Let’s see how low self-esteem or shame fits into our ongoing IU chart*:

I was well acquainted with a shame-based identity and from a very early age. I was raised by a step-dad who made me feel worse about myself than any other person or thing on the planet. I had a constant sense that I was too much and yet not enough. (This is something I realized was a tape that played in many people minds as I have met with shame-based clients over the years.) I felt like when things went wrong or something bad happened, it was because of me. In the 4th grade I got a rare opportunity to spend the night at a friend’s house. I was so excited to go and we were having a blast until my friend’s dog ran out onto the highway near their house and was hit and killed. It was awful and before I could fully process the event I remember thinking, “This is my fault! This happened because I am here!”. I think of this now and am devastated for my 4th grade self!
This sense of shame grew throughout my life until, in my 40’s I began to do significant work to heal this. Years later, I developed the following chart to help summarize my journey and to give others the information to help them “diagnose” this autoimmune disease of their souls (right side of the chart) and to provide them with a “remedy” (the left side of the chart). I invite you to spend this week exploring the significance of the role of shame or low self-esteem in your life.

“If you are what you eat and also what you think, wouldn’t thinking so despicably about yourself lead you to worse behavior, not better???”
THE REMEDY
The good news is that we can choose to not have this disease of shame or low self-esteem! Psalm 139:13-14 (ESV) states:
“For you formed my inward parts;
you knitted me together in my mother’s womb.
I praise you, for I am fearfully and wonderfully made.
Wonderful are your works;
my soul knows it very well (emphasis mine).”
For someone with low self-esteem or a shame-based identity, that person’s soul does not know being fearfully and wonderfully made! This person, like I had, has learned a default, auto-pilot way of identifying themselves as not made well and of being lesser than most other people. Romans 12:2 states:
“Do not conform any longer to the pattern of this world, but be transformed by the renewing of your mind….”

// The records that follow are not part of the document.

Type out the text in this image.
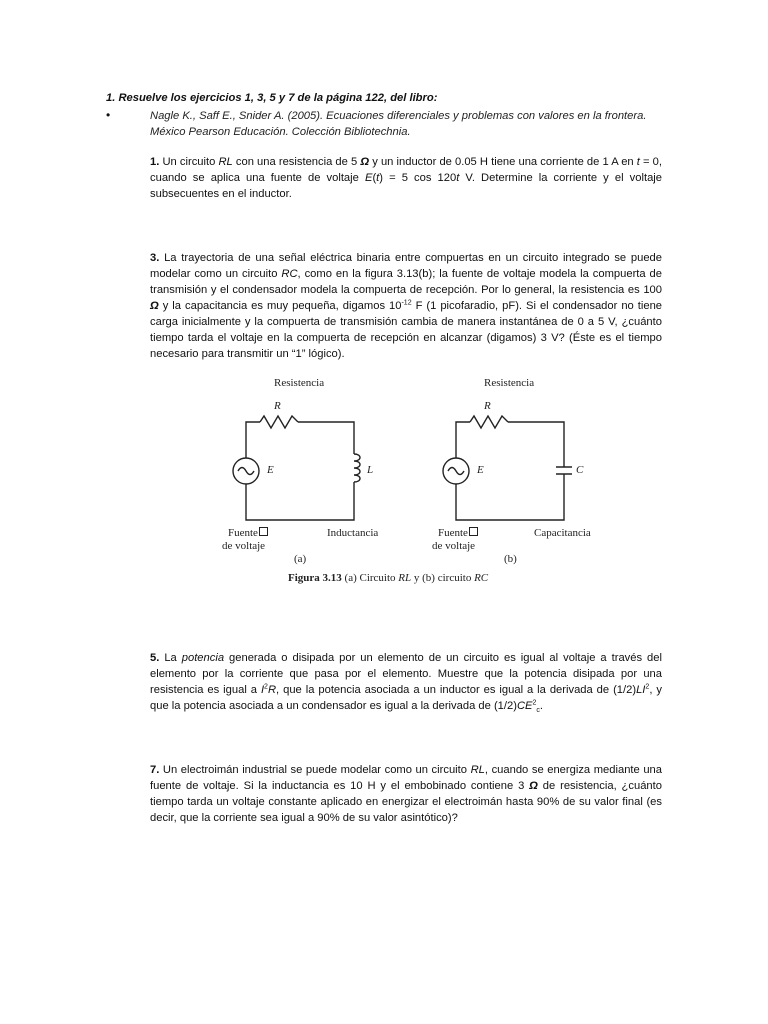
1. Resuelve los ejercicios 1, 3, 5 y 7 de la página 122, del libro:
•	Nagle K., Saff E., Snider A. (2005). Ecuaciones diferenciales y problemas con valores en la frontera. México Pearson Educación. Colección Bibliotechnia.
1. Un circuito RL con una resistencia de 5 Ω y un inductor de 0.05 H tiene una corriente de 1 A en t = 0, cuando se aplica una fuente de voltaje E(t) = 5 cos 120t V. Determine la corriente y el voltaje subsecuentes en el inductor.
3. La trayectoria de una señal eléctrica binaria entre compuertas en un circuito integrado se puede modelar como un circuito RC, como en la figura 3.13(b); la fuente de voltaje modela la compuerta de transmisión y el condensador modela la compuerta de recepción. Por lo general, la resistencia es 100 Ω y la capacitancia es muy pequeña, digamos $10^{-12}$ F (1 picofaradio, pF). Si el condensador no tiene carga inicialmente y la compuerta de transmisión cambia de manera instantánea de 0 a 5 V, ¿cuánto tiempo tarda el voltaje en la compuerta de recepción en alcanzar (digamos) 3 V? (Éste es el tiempo necesario para transmitir un “1” lógico).
Resistencia
R
E	L
Fuente
de voltaje
Inductancia
(a)
Resistencia
R
E	C
Fuente
de voltaje
Capacitancia
(b)
Figura 3.13 (a) Circuito RL y (b) circuito RC
5. La potencia generada o disipada por un elemento de un circuito es igual al voltaje a través del elemento por la corriente que pasa por el elemento. Muestre que la potencia disipada por una resistencia es igual a $I^2R$, que la potencia asociada a un inductor es igual a la derivada de $(1/2)LI^2$, y que la potencia asociada a un condensador es igual a la derivada de $(1/2)CE^2_c$.
7. Un electroimán industrial se puede modelar como un circuito RL, cuando se energiza mediante una fuente de voltaje. Si la inductancia es 10 H y el embobinado contiene 3 Ω de resistencia, ¿cuánto tiempo tarda un voltaje constante aplicado en energizar el electroimán hasta 90% de su valor final (es decir, que la corriente sea igual a 90% de su valor asintótico)?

The goal is to switch this way of thinking about ourselves and to rejoice and be thankful for who God created us to be (mistakes and all)! A couple of things that I teach people to help them move to the left side of the chart is to first ask them if they would speak to a friend like they speak to themselves. Typically, the answer is an emphatic “NO!”. So the assignment is to get out of the default setting by saying kind responses to themselves that mimic what they would say to a friend. “What would you say to a friend?” becomes their prompter for self-responses. The second thing I have them start saying is, “I am a gift, mistakes and all!” Keep this new way of thinking up and soon you will have a new, more positive default setting in your thinking that will yield healing results!
Do some self-reflection this week with these ideas and see how prevalent shame and treating yourself poorly are in your life. Then do the work of being “transformed by the renewing of your mind”!
“What would you say to a friend?”
“I am a gift, mistakes and all!”
“I will allow myself a learning curve and enjoy the process instead of resist it!”
“Today I choose to look at things I can enjoy about being me rather than be so critical of myself!”
Blessings to you in your journey toward freedom,
Shari
* (Once in a while, I run across someone who has healthy self-esteem but still suffers with IU. This however, is more rare.)